# Hero of the day



## ped (Dec 19, 2016)

if it's real....



there's zero blood splatter on a bone white podium and floor. the cameraman just stands there, there's zero other security, and the guy drops but gun keeps firing. 

hmmm


----------



## Kim Chee (Dec 20, 2016)

ped said:


> if it's real....
> 
> there's zero blood splatter on a bone white podium and floor. the cameraman just stands there, there's zero other security, and the guy drops but gun keeps firing.
> 
> hmmm



Pistol rounds don't always make "Quentin Tarantino" Hollywood spray.

The cameraman isn't standing, he is crouched and his camera is on a tripod.

I'll have to look at the video to see what you mean about "the gun keeps firing" as I didn't see/hear anything unusual.


----------



## ped (Dec 20, 2016)

You can see his shirt pop as if the round exited. You didn't notice the gun keeps going after the drop? There's literally zero blood after what 8 rounds and him laying there for quite a while.
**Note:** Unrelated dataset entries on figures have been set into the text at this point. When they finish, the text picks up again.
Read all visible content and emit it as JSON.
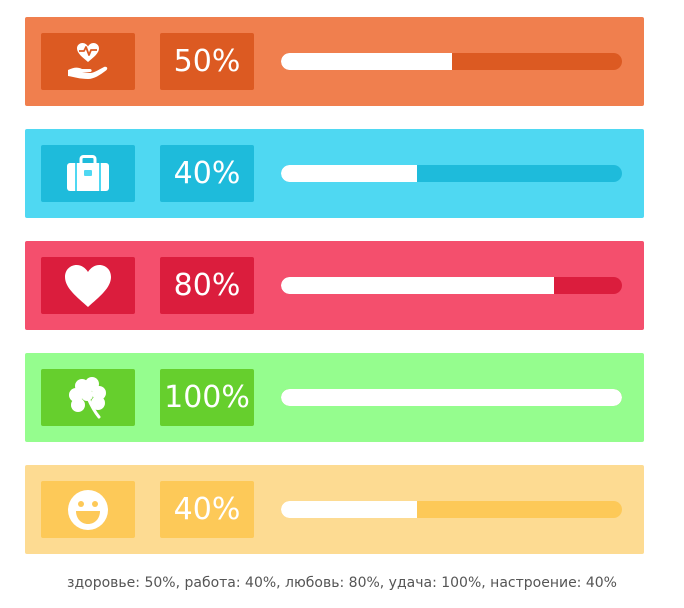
{
  "bars": [
    {
      "key": "health",
      "icon": "heart-hand-icon",
      "percent_label": "50%",
      "value": 0.5,
      "bg": "#f07f4e",
      "dark": "#dc5a22"
    },
    {
      "key": "work",
      "icon": "briefcase-icon",
      "percent_label": "40%",
      "value": 0.4,
      "bg": "#4fd8f2",
      "dark": "#1ebbdb"
    },
    {
      "key": "love",
      "icon": "heart-icon",
      "percent_label": "80%",
      "value": 0.8,
      "bg": "#f44f6d",
      "dark": "#db1d3d"
    },
    {
      "key": "luck",
      "icon": "clover-icon",
      "percent_label": "100%",
      "value": 1.0,
      "bg": "#95fd8e",
      "dark": "#66cf2d"
    },
    {
      "key": "mood",
      "icon": "smiley-icon",
      "percent_label": "40%",
      "value": 0.4,
      "bg": "#fddb92",
      "dark": "#fdc958"
    }
  ],
  "caption": "здоровье: 50%, работа: 40%, любовь: 80%, удача: 100%, настроение: 40%"
}
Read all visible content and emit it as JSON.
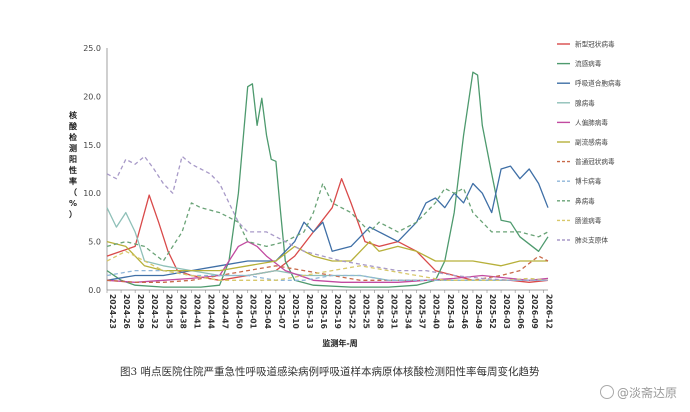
{
  "caption": "图3  哨点医院住院严重急性呼吸道感染病例呼吸道样本病原体核酸检测阳性率每周变化趋势",
  "watermark": "@淡斋达原",
  "chart_data": {
    "type": "line",
    "title": "",
    "xlabel": "监测年-周",
    "ylabel": "核酸检测阳性率（%）",
    "ylim": [
      0,
      25
    ],
    "yticks": [
      "0.0",
      "5.0",
      "10.0",
      "15.0",
      "20.0",
      "25.0"
    ],
    "yticks_num": [
      0,
      5,
      10,
      15,
      20,
      25
    ],
    "x_tick_labels": [
      "2024-23",
      "2024-26",
      "2024-29",
      "2024-32",
      "2024-35",
      "2024-38",
      "2024-41",
      "2024-44",
      "2024-47",
      "2024-50",
      "2025-01",
      "2025-04",
      "2025-07",
      "2025-10",
      "2025-13",
      "2025-16",
      "2025-19",
      "2025-22",
      "2025-25",
      "2025-28",
      "2025-31",
      "2025-34",
      "2025-37",
      "2025-40",
      "2025-43",
      "2025-46",
      "2025-49",
      "2025-52",
      "2026-03",
      "2026-06",
      "2026-09",
      "2026-12"
    ],
    "x_tick_weeks": [
      0,
      3,
      6,
      9,
      12,
      15,
      18,
      21,
      24,
      27,
      30,
      33,
      36,
      39,
      42,
      45,
      48,
      51,
      54,
      57,
      60,
      63,
      66,
      69,
      72,
      75,
      78,
      81,
      84,
      87,
      90,
      93
    ],
    "grid": false,
    "legend_position": "right",
    "series": [
      {
        "name": "新型冠状病毒",
        "color": "#d94a4a",
        "dash": "solid",
        "points": [
          [
            0,
            3.5
          ],
          [
            3,
            4
          ],
          [
            6,
            4.5
          ],
          [
            9,
            9.8
          ],
          [
            11,
            7
          ],
          [
            13,
            4
          ],
          [
            15,
            2
          ],
          [
            18,
            1.5
          ],
          [
            24,
            1
          ],
          [
            30,
            1.5
          ],
          [
            36,
            2
          ],
          [
            40,
            3.5
          ],
          [
            44,
            6
          ],
          [
            48,
            8.5
          ],
          [
            50,
            11.5
          ],
          [
            52,
            9
          ],
          [
            55,
            5
          ],
          [
            58,
            4.5
          ],
          [
            62,
            5
          ],
          [
            66,
            4
          ],
          [
            70,
            2
          ],
          [
            74,
            1.5
          ],
          [
            78,
            1
          ],
          [
            82,
            1
          ],
          [
            86,
            1
          ],
          [
            90,
            0.8
          ],
          [
            94,
            1
          ]
        ]
      },
      {
        "name": "流感病毒",
        "color": "#4e9a6e",
        "dash": "solid",
        "points": [
          [
            0,
            2
          ],
          [
            3,
            1
          ],
          [
            6,
            0.5
          ],
          [
            12,
            0.3
          ],
          [
            20,
            0.3
          ],
          [
            24,
            0.5
          ],
          [
            26,
            3
          ],
          [
            28,
            10
          ],
          [
            30,
            21
          ],
          [
            31,
            21.3
          ],
          [
            32,
            17
          ],
          [
            33,
            19.8
          ],
          [
            34,
            16
          ],
          [
            35,
            13.5
          ],
          [
            36,
            13.3
          ],
          [
            37,
            8
          ],
          [
            38,
            3
          ],
          [
            40,
            1
          ],
          [
            44,
            0.5
          ],
          [
            52,
            0.3
          ],
          [
            60,
            0.3
          ],
          [
            66,
            0.5
          ],
          [
            70,
            1
          ],
          [
            72,
            3
          ],
          [
            74,
            8
          ],
          [
            76,
            16
          ],
          [
            78,
            22.5
          ],
          [
            79,
            22.2
          ],
          [
            80,
            17
          ],
          [
            82,
            12
          ],
          [
            84,
            7.2
          ],
          [
            86,
            7
          ],
          [
            88,
            5.5
          ],
          [
            92,
            4
          ],
          [
            94,
            5.5
          ]
        ]
      },
      {
        "name": "呼吸道合胞病毒",
        "color": "#3f6fa6",
        "dash": "solid",
        "points": [
          [
            0,
            1
          ],
          [
            6,
            1.5
          ],
          [
            12,
            1.5
          ],
          [
            18,
            2
          ],
          [
            24,
            2.5
          ],
          [
            30,
            3
          ],
          [
            36,
            3
          ],
          [
            40,
            5
          ],
          [
            42,
            7
          ],
          [
            44,
            6
          ],
          [
            46,
            7
          ],
          [
            48,
            4
          ],
          [
            52,
            4.5
          ],
          [
            56,
            6.5
          ],
          [
            58,
            6
          ],
          [
            62,
            5
          ],
          [
            66,
            7
          ],
          [
            68,
            9
          ],
          [
            70,
            9.5
          ],
          [
            72,
            8.5
          ],
          [
            74,
            10
          ],
          [
            76,
            9
          ],
          [
            78,
            11
          ],
          [
            80,
            10
          ],
          [
            82,
            8
          ],
          [
            84,
            12.5
          ],
          [
            86,
            12.8
          ],
          [
            88,
            11.5
          ],
          [
            90,
            12.5
          ],
          [
            92,
            11
          ],
          [
            94,
            8.5
          ]
        ]
      },
      {
        "name": "腺病毒",
        "color": "#8fc0b8",
        "dash": "solid",
        "points": [
          [
            0,
            8.5
          ],
          [
            2,
            6.5
          ],
          [
            4,
            8
          ],
          [
            6,
            6
          ],
          [
            8,
            3
          ],
          [
            12,
            2.5
          ],
          [
            18,
            2
          ],
          [
            24,
            1.5
          ],
          [
            30,
            1.5
          ],
          [
            36,
            2
          ],
          [
            42,
            1.5
          ],
          [
            48,
            1.5
          ],
          [
            54,
            1.5
          ],
          [
            60,
            1
          ],
          [
            66,
            1
          ],
          [
            72,
            1
          ],
          [
            78,
            1
          ],
          [
            84,
            1
          ],
          [
            90,
            1
          ],
          [
            94,
            1
          ]
        ]
      },
      {
        "name": "人偏肺病毒",
        "color": "#c24aa0",
        "dash": "solid",
        "points": [
          [
            0,
            1
          ],
          [
            6,
            0.8
          ],
          [
            12,
            1
          ],
          [
            18,
            1.2
          ],
          [
            24,
            1.5
          ],
          [
            26,
            3
          ],
          [
            28,
            4.5
          ],
          [
            30,
            5
          ],
          [
            32,
            4.5
          ],
          [
            34,
            3.5
          ],
          [
            38,
            2
          ],
          [
            44,
            1
          ],
          [
            50,
            0.8
          ],
          [
            56,
            0.8
          ],
          [
            62,
            0.8
          ],
          [
            68,
            1
          ],
          [
            74,
            1.2
          ],
          [
            80,
            1.5
          ],
          [
            86,
            1.2
          ],
          [
            90,
            1
          ],
          [
            94,
            1.2
          ]
        ]
      },
      {
        "name": "副流感病毒",
        "color": "#b7b03a",
        "dash": "solid",
        "points": [
          [
            0,
            5
          ],
          [
            4,
            4.5
          ],
          [
            8,
            2.5
          ],
          [
            12,
            2
          ],
          [
            18,
            2
          ],
          [
            24,
            2
          ],
          [
            30,
            2.5
          ],
          [
            36,
            3
          ],
          [
            40,
            4.5
          ],
          [
            44,
            3.5
          ],
          [
            48,
            3
          ],
          [
            52,
            3
          ],
          [
            56,
            5
          ],
          [
            58,
            4
          ],
          [
            62,
            4.5
          ],
          [
            66,
            4
          ],
          [
            70,
            3
          ],
          [
            74,
            3
          ],
          [
            78,
            3
          ],
          [
            84,
            2.5
          ],
          [
            88,
            3
          ],
          [
            92,
            3
          ],
          [
            94,
            3
          ]
        ]
      },
      {
        "name": "普通冠状病毒",
        "color": "#c86a4a",
        "dash": "dashed",
        "points": [
          [
            0,
            1
          ],
          [
            6,
            0.8
          ],
          [
            12,
            0.8
          ],
          [
            18,
            1
          ],
          [
            24,
            1.5
          ],
          [
            30,
            2
          ],
          [
            36,
            2.5
          ],
          [
            42,
            2
          ],
          [
            48,
            1.5
          ],
          [
            54,
            1
          ],
          [
            60,
            1
          ],
          [
            66,
            1
          ],
          [
            72,
            1
          ],
          [
            78,
            1
          ],
          [
            84,
            1.5
          ],
          [
            88,
            2
          ],
          [
            92,
            3.5
          ],
          [
            94,
            3
          ]
        ]
      },
      {
        "name": "博卡病毒",
        "color": "#8fb6d9",
        "dash": "dashed",
        "points": [
          [
            0,
            1.5
          ],
          [
            6,
            2
          ],
          [
            12,
            2
          ],
          [
            18,
            1.5
          ],
          [
            24,
            1.5
          ],
          [
            30,
            1.5
          ],
          [
            36,
            1
          ],
          [
            42,
            1
          ],
          [
            48,
            1.5
          ],
          [
            54,
            1.5
          ],
          [
            60,
            1
          ],
          [
            66,
            1
          ],
          [
            72,
            1
          ],
          [
            78,
            1
          ],
          [
            84,
            1
          ],
          [
            90,
            1
          ],
          [
            94,
            1
          ]
        ]
      },
      {
        "name": "鼻病毒",
        "color": "#6aa377",
        "dash": "dashed",
        "points": [
          [
            0,
            4.5
          ],
          [
            4,
            5
          ],
          [
            8,
            4.5
          ],
          [
            12,
            3
          ],
          [
            16,
            6
          ],
          [
            18,
            9
          ],
          [
            20,
            8.5
          ],
          [
            24,
            8
          ],
          [
            28,
            7
          ],
          [
            30,
            5
          ],
          [
            34,
            4.5
          ],
          [
            38,
            5
          ],
          [
            42,
            6
          ],
          [
            44,
            8
          ],
          [
            46,
            11
          ],
          [
            48,
            9
          ],
          [
            52,
            8
          ],
          [
            56,
            6
          ],
          [
            58,
            7
          ],
          [
            62,
            6
          ],
          [
            66,
            7
          ],
          [
            70,
            9
          ],
          [
            72,
            10.5
          ],
          [
            74,
            10
          ],
          [
            76,
            10.5
          ],
          [
            78,
            8
          ],
          [
            80,
            7
          ],
          [
            82,
            6
          ],
          [
            84,
            6
          ],
          [
            86,
            6
          ],
          [
            88,
            6
          ],
          [
            92,
            5.5
          ],
          [
            94,
            6
          ]
        ]
      },
      {
        "name": "肠道病毒",
        "color": "#d8c86a",
        "dash": "dashed",
        "points": [
          [
            0,
            3
          ],
          [
            4,
            4
          ],
          [
            8,
            3
          ],
          [
            12,
            2
          ],
          [
            18,
            1.5
          ],
          [
            24,
            1
          ],
          [
            30,
            1
          ],
          [
            36,
            1
          ],
          [
            42,
            1.5
          ],
          [
            48,
            2
          ],
          [
            54,
            2.5
          ],
          [
            60,
            2
          ],
          [
            66,
            1.5
          ],
          [
            72,
            1
          ],
          [
            78,
            1
          ],
          [
            84,
            1
          ],
          [
            90,
            1.2
          ],
          [
            94,
            1
          ]
        ]
      },
      {
        "name": "肺炎支原体",
        "color": "#a89ac8",
        "dash": "dashed",
        "points": [
          [
            0,
            12
          ],
          [
            2,
            11.5
          ],
          [
            4,
            13.5
          ],
          [
            6,
            13
          ],
          [
            8,
            13.8
          ],
          [
            10,
            12.5
          ],
          [
            12,
            11
          ],
          [
            14,
            10
          ],
          [
            16,
            13.8
          ],
          [
            18,
            13
          ],
          [
            20,
            12.5
          ],
          [
            22,
            12
          ],
          [
            24,
            11
          ],
          [
            26,
            9
          ],
          [
            28,
            7
          ],
          [
            30,
            6
          ],
          [
            34,
            6
          ],
          [
            38,
            5
          ],
          [
            42,
            4
          ],
          [
            46,
            3.5
          ],
          [
            50,
            3
          ],
          [
            56,
            2.5
          ],
          [
            62,
            2
          ],
          [
            68,
            2
          ],
          [
            74,
            1.5
          ],
          [
            80,
            1.2
          ],
          [
            86,
            1
          ],
          [
            94,
            1
          ]
        ]
      }
    ]
  }
}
He can't be crouching as he's zooming camera as shoots are being fired

There's more video of a camera behind the shooter too

Russian propaganda at its finest.


----------



## ped (Dec 20, 2016)

As I researched it and made an edit about other videos I noticed there's now a big red blurb in front of exit wound (with zero blood) and where the background footage went. It appears all sources have changed the video already.
http://redefininggod.com/2016/12/why-the-assassination-of-the-russian-ambassador-appears-faked/

It no doubt fake now. Had you seen the original....


----------